(Image comes from artist Mattias Fahlberg’s DeviantArt page
and is © Paizo Publishing.)
Slag giants, at least on Golarion, are a magical crossbreed
of fire and stone giants. (Of course, in
your campaign they might be a natural crossbreed or a discrete species all
their own.) They similarly straddle the
two species’ alignment ranges, being lawful neutral, and height (around 14
feet)…but they don’t share in their power, reaching only CR 7. Their crafting talents accord them special
treatment, however, free from the political turmoil that dominates many giant
tribes. Even the few slag giants who are
not smiths might turn up in similarly useful intermediary positions—as negotiators, arms
dealers, circuit judges, and wandering bards.
Adventurers might occasionally find one sympathetic to smaller folk—perhaps
taking refuge in a slag giant’s quarters to avoid fire giant patrols. More often, slag giants simply wish to be
left alone to do their work…and adventurers, while not hated, are too much of a
threat to the status quo to be allowed to live.
Charismatic slag
giants are more than smiths—they are arms dealers. Adventurers accompany the renegade frost
giant Kellermann to meet one of these slag giant entrepreneurs and secure a
shipment of masterwork arms for their lord.
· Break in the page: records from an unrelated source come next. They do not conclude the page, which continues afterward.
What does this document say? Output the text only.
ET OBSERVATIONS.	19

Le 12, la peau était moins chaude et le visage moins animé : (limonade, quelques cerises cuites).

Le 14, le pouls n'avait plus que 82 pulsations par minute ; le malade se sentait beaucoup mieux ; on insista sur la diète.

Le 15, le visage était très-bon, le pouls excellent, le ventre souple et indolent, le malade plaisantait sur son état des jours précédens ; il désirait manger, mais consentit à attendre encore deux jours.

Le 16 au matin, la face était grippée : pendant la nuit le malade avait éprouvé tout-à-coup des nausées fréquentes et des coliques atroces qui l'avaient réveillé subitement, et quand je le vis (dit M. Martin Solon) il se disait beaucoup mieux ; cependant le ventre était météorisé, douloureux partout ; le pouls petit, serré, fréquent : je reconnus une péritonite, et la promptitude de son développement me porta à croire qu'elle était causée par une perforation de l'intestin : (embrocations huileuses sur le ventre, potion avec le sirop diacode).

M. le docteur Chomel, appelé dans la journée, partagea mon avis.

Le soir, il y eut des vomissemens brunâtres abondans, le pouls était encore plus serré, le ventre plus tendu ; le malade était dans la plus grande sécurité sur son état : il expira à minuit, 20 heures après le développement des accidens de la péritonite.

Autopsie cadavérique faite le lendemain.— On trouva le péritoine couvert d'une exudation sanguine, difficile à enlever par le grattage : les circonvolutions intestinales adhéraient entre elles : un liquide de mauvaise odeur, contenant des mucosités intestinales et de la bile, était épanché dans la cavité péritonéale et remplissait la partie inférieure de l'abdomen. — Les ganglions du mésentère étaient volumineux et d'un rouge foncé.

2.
When winter wolves attack, sent by the tribe Kellermann abandoned, the
slag giant assumes the adventures set up the ambush and reacts with violence.
Slag giants have a
rule: “A man must wield his weapon.”
This means, for instance, that they regard the creation of dancing swords as taboo. Gunfire, too, is forbidden, as it is the
combustion that drives the attack, not the pull of muscles. When a smithy begins producing firearms in
Eaglemont, a nearby tribe of slag giants feels compelled to tear it down brick by
brick and sunder every tool.
In Greece, slag
giants are actually a creation of Hephaestus, his answer to the crafting of the
giant races by the titans. Many of them
are born lame like their patron, or wear one extra-heavy boot to honor his slow
tread. Adventurers on their way to the
Holy Land as part of the Crusades might pay a call to these slag giants to
commission badly needed weapons and armor for the war effort. Adventurers fighting on the side of Saladin
might try to persuade the giants to join them instead, or work to stir up the
titan-born giants and Echidna’s aberrant brood against the slag giants and
their Crusader patrons.
—Pathfinder Bestiary 4
129
That last seed is also a tiny nod to the hephaeston from
D&D’s Creature Catalogue, which I
wrote a little love letter to last winter.
Here’s last night’s radio show! I had a lot of fun with this one—even the
SNAFUs had me smiling. New Chvrches,
that Cure/Commodores mashup, *tons* of new girlpunk and more. Stream and download it!
(If the feed skips, Save As an mp3 and listen from your
desktop. Link good through Monday, 8/10,
at midnight.)
That last seed is particularly interesting. I feel like the texture of a war between two monotheistic cultures would be very different when the creations of a polytheistic pantheon are acting as third-party suppliers. I don't imagine the political realities of the Crusades changing much, but the religious side has got to look pretty wonky. I have to imagine either side characterizing these slag giants in terms that make sense for their own religions, even if omniscient narration means we the audience know Hephastus is real in this world.